The Man Who Thought He Was Going To Die and the startling reality of placebo

A man was in a double blind drug trial and thought he was being treated with anti-depressants.

One night, depressed, he decided to take the bottle of medication in order to kill himself. His body started to shut down, he was rushed to the hospital where they started the IV and tried to get his body to stabilize. 

It took three doctors to convince the man that he had actually taken an entire bottle of sugar pills. It was only after he was finally convinced that his body started to restore.

The power of placebo is strong. I had no idea how strong. In fact there is a specific hierarchy to types of placebo.

From an article in

  • Placebo surgery works better than placebo injections
  • Placebo injections work better over placebo pills
  • Sham acupuncture works better than a placebo pill
  • Capsules work better than tablets
  • Big pills work better than small
  • The more doses a day, the better
  • The more expensive, the better
  • The color of the pill makes a difference
  • If your doctor says "This WILL alleviate your pain" or "This WILL make you run faster" it works better than something more casual like "This could help you."

Here is the most exciting part that researchers have discovered

Even if you KNOW you are told you are receiving a placebo, your brain doesn't really know. That is because most of your brain doesn't speak English (or whatever language you speak). The parts of your brain that feels fear, guilt, or joy, thinks in pictures and associations as well as ritual.

If you're interested in learning more about how the brain "thinks" you can listen to an awesome podcast with Steven Pinker, who is the author of many books but he talks specifically about this concept in his book, "The Language Instinct." You can listen to that interview here.
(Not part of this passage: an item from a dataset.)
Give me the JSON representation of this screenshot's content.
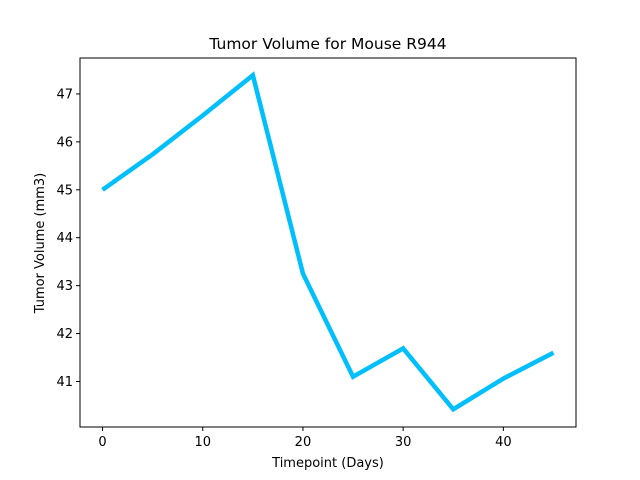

Athletes have been injected with saline and told it was steroids and guess what? It made them run faster. Why? Their body believed.

So how can we apply this to creative life? 

Well one way is to literally buy a placebo pill and take it as a ritual. Does that sound ridiculous? It feels ridiculous to write it, but it seems to work. And guess what? They sell them. I know because I just bought some. I figure the $12.95 is worth the experiment. Here they are.

It also has a name. Open label placebo. The field of open label placebo is currently being explored as a way to treat opiate addictions, chronic pain and other diseases that are difficult to treat.

Placebo is about ritual and symbols. The brain connects the taking of a pill, (or acupuncture/pressure/massage) with a specific goal. It can help treat pain but it can also help treat writers block, mental agility, or perhaps you could apply it to learning piano. 

I believe if I gave a placebo to a singing student experiencing stage fright in auditions it would work.

Losing your breath on stage or in audition is such a mental game, I don't see how it couldn't help. 

Read about this man's experience with extreme writers block and using open label placebo to help him. You can find that article here.

I find that just fascinating enough to see if I can apply it to my life. My morning meditation feels partly placebo in that if I haven't done it that morning I feel off. I've also started to have a cup of vegetable soup with each meal, morning, noon and night with the goal of instructing my body to heal itself from the inside out. 

Granted, that's not all placebo. Drinking dense vegetable soup three times daily is obviously going to have physiological effects on my body. But what if I connected the ritual of drinking soup to a mental image of it moving through my body and "patching" up all the rough spots. Would I get less sick?

What if I bought a specific type of tea that I drank daily 30 minutes before working on my play? Would I be more productive and focused? 

I'm not sure but it's worth the experiment. I'll report back!